New England is counting on Ochocinco to give Brady another solid target in addition to Wes Welker, Deion Branch and tight ends Aaron Hernandez and Rob Gronkowski, and that group will face an excellent test Monday. Miami's cornerback duo of Vontae Davis and Sean Smith is, to hear Davis describe it, "the best tandem in the league."
Combined with a linebacking unit that features star Cameron Wake - who finished third in the NFL with 14 sacks last season - and veteran Jason Taylor, the Dolphins' defense has Brady sufficiently concerned.
"It's a dangerous group," Brady said. "They're experienced in the secondary. They've been playing together now for a little while and they're very good, especially when the pass rush gets going."
Despite those names, the Dolphins produced a franchise-low 19 turnovers in 2010. New England, meanwhile, gave the ball away an incredible 10 times - the fewest in a 16-game season in NFL history.
"Teams playing deep into January are teams whose turnover ratio is pretty good," Miami coach Tony Sparano said.
The Patriots forced 38 turnovers - tops in the AFC - but spent the offseason looking to build more pressure up front.
Haynesworth is one of four veterans - Mark Anderson, Andre Carter and Shaun Ellis are the others - new to a defensive line that expects to use more of a 4-3 look than its typical 3-4 in an attempt to create more chaos in the backfield.
They'll still be chasing quarterback Chad Henne.

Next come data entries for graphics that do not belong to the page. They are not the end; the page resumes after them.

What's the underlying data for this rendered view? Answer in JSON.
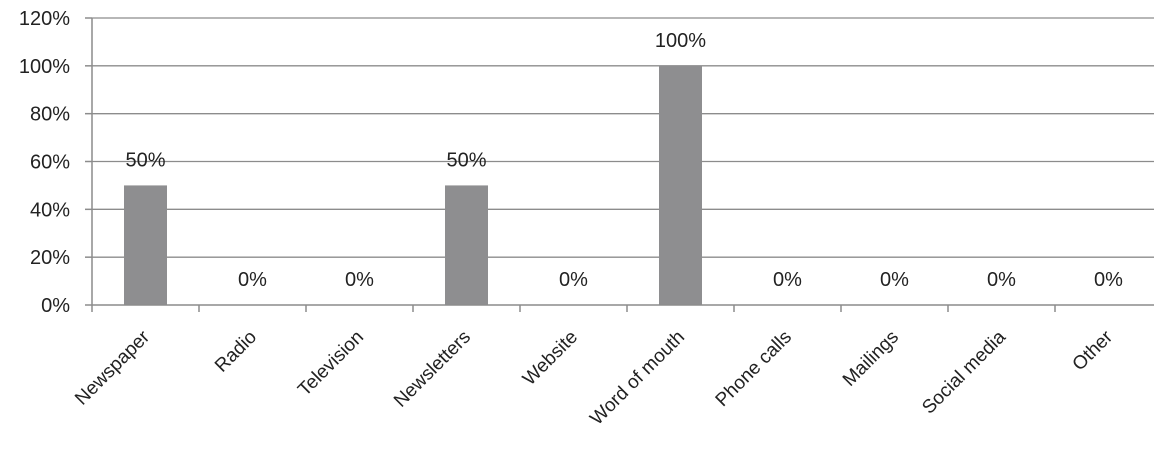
{
  "chart_data": {
    "type": "bar",
    "categories": [
      "Newspaper",
      "Radio",
      "Television",
      "Newsletters",
      "Website",
      "Word of mouth",
      "Phone calls",
      "Mailings",
      "Social media",
      "Other"
    ],
    "values": [
      50,
      0,
      0,
      50,
      0,
      100,
      0,
      0,
      0,
      0
    ],
    "data_labels": [
      "50%",
      "0%",
      "0%",
      "50%",
      "0%",
      "100%",
      "0%",
      "0%",
      "0%",
      "0%"
    ],
    "ylim": [
      0,
      120
    ],
    "y_ticks": [
      0,
      20,
      40,
      60,
      80,
      100,
      120
    ],
    "y_tick_labels": [
      "0%",
      "20%",
      "40%",
      "60%",
      "80%",
      "100%",
      "120%"
    ],
    "grid": true,
    "legend": "none",
    "colors": {
      "bar": "#8e8e90",
      "grid": "#8c8c8c",
      "text": "#222222"
    }
  }
}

Despite rumors of a trade for Denver's Kyle Orton, chants of "We want Orton!" from fans during training camp and the actual signing of former Panther Matt Moore, Sparano is sticking with Henne, who played well during the preseason.
Gone are Ronnie Brown and Ricky Williams. In their place, Reggie Bush and second-round pick Daniel Thomas.
There's little room to go but up. The Dolphins averaged 3.7 yards per carry and 17.1 points last season, both 30th in the league. They also lost three times by three points or fewer - all at home, where they were a dreadful 1-7.
"If you win some of the close games, we're not having this conversation," receiver Brian Hartline said. "But we didn't. There are things we need to fix. We're fixing them. And we're going to be a better team."
Brady has nine touchdowns, two interceptions and a 138.8 quarterback rating in his last three visits to Miami.
New England has won seven straight games on opening weekend, the NFL's second-longest active streak behind Pittsburgh's eight. The Dolphins, meanwhile, have lost their past five home openers.